Using the Text Based User Interface

  1. If not already installed, install the NetworkManager-tui package. 

    sudo dnf install -y NetworkManager-tui

  2. Open NetworkManager's text-based user interface. 

    sudo nmtui

    Figure 1-3 TUI Main Menu


    The figure shows the NetworkManager TUI general menu, where you can select to edit a connection, activate the connection, or to set the system hostname.

    To navigate the tool, use the up and down arrow keys, then press Enter to make a selection

  3. To add a connection, select Edit a connection, then click Add.

  4. After selecting a connection type, the Edit Connection window opens.

    Figure 1-4 Edit Connection


    The figure shows the window for configuring a network interface, with a floating menu that expands to display added selections, depending on the selections that you make.

  5. As an option, specify a preferred profile name and the name of the device.

  6. By default, IPv4 and IPv6 configurations are set to Automatic. To change the setting, select the Automatic field and press Enter. From the drop down list, select the type of IP configuration that you want to implement, such as Manual. Then, select the corresponding Show field.

    The fields that are displayed depend on the type of IP configuration that's selected. For example, to manually configure an IP address, selecting Show displays an address field, where you would enter an IP addresses for the interface, as the following figure illustrates.

    Figure 1-5 Adding IP Addresses


    The figure shows the window for editing a connection.

  7. Navigate through all the fields on the screen to ensure that the required information is specified.

  8. After you have edited the connection, select OK.

Using the Command Line

To illustrate the different uses of the nmcli command, this procedure describes an example of adding and configuring a new Ethernet connection for the enp0s2 device. For more information about the command, see the nmcli(1) manual page.

Tip:

Before adding the connection, prepare the information you would need for the configuration, such as the following:

  • Connection name, for example, My Work Connection. The nmcli command works by referring to the connection name rather than the device name. If you don't set a connection name, then the device's name is used as the connection name.

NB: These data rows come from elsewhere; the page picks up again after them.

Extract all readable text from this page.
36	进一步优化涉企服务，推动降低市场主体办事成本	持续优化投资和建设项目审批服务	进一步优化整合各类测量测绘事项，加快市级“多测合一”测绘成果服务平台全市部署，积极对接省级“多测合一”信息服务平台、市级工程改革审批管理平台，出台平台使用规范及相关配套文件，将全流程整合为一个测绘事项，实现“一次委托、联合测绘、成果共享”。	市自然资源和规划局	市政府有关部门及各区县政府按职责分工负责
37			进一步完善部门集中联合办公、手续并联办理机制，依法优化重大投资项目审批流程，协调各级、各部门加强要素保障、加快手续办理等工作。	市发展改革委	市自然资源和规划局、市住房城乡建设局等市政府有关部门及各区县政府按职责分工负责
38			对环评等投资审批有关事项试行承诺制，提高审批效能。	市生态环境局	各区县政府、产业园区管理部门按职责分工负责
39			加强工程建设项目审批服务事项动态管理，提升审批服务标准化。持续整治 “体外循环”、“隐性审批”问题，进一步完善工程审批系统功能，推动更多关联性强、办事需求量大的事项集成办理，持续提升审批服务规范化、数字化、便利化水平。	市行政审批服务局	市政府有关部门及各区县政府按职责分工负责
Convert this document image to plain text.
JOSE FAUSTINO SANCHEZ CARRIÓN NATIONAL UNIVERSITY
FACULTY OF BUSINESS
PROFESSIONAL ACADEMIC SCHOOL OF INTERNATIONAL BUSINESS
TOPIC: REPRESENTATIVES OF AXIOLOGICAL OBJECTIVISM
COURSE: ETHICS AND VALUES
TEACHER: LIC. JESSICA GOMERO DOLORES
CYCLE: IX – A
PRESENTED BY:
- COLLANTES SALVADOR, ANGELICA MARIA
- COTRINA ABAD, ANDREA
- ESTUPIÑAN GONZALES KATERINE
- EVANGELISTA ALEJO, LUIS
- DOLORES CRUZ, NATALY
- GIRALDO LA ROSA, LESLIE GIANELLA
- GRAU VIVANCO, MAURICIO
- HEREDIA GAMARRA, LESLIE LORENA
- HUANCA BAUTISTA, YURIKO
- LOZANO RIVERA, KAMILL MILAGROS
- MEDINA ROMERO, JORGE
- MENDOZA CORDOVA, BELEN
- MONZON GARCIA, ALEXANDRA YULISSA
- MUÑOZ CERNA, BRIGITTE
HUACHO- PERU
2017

  • IP addresses (IPv4 and, if needed, IPv6)

  • Gateway addresses

  • Other relevant data you want to set for the connection

  1. (Optional): Display the network devices on the system. 

    sudo nmcli device status
    DEVICE  TYPE      STATE          CONNECTION
enp0s1  ethernet  connected      enp0s1   
enp0s2  ethernet  disconnected    --   
lo      loopback  unmanaged

    The command shows whether a device is connected or disconnected, and whether it is managed or unmanaged.

  2. (Optional) Display the connection information about the network devices. 

    sudo nmcli con show [--active]
    NAME     UUID                                TYPE      DEVICE
enp0s1   nn-nn-nn-nn-nn  ethernet  enp0s1
virbr0   nn-nn-nn-nn-nn  bridge    virbr0
mybond   nn-nn-nn-nn-nn  bond      bond0

    The con subcommand is the short form of connection, and can be further shortened to c. Specifying the --active option would display only active devices.

    Note that in the output, NAME represents the connection ID.

  3. Add a new connection. 

    sudo nmcli con add {properties} [IP-info] [gateway-info
    properties

    The connection name as specified by the con-name argument, the type of connection as specified by the type argument, and the interface name as specified by the ifname argument.

    IP-info

    The IPv4 or IPv6 address as specified by either the ip4 or ip6 argument. The address must be in the format address/netmask. The IPv4 address can be in CIDR form, for example, 1.2.3.4/24.

    gateway-info

    The gateway IPv4 or IPv6 address as specified by either the gw4 or gw6 argument.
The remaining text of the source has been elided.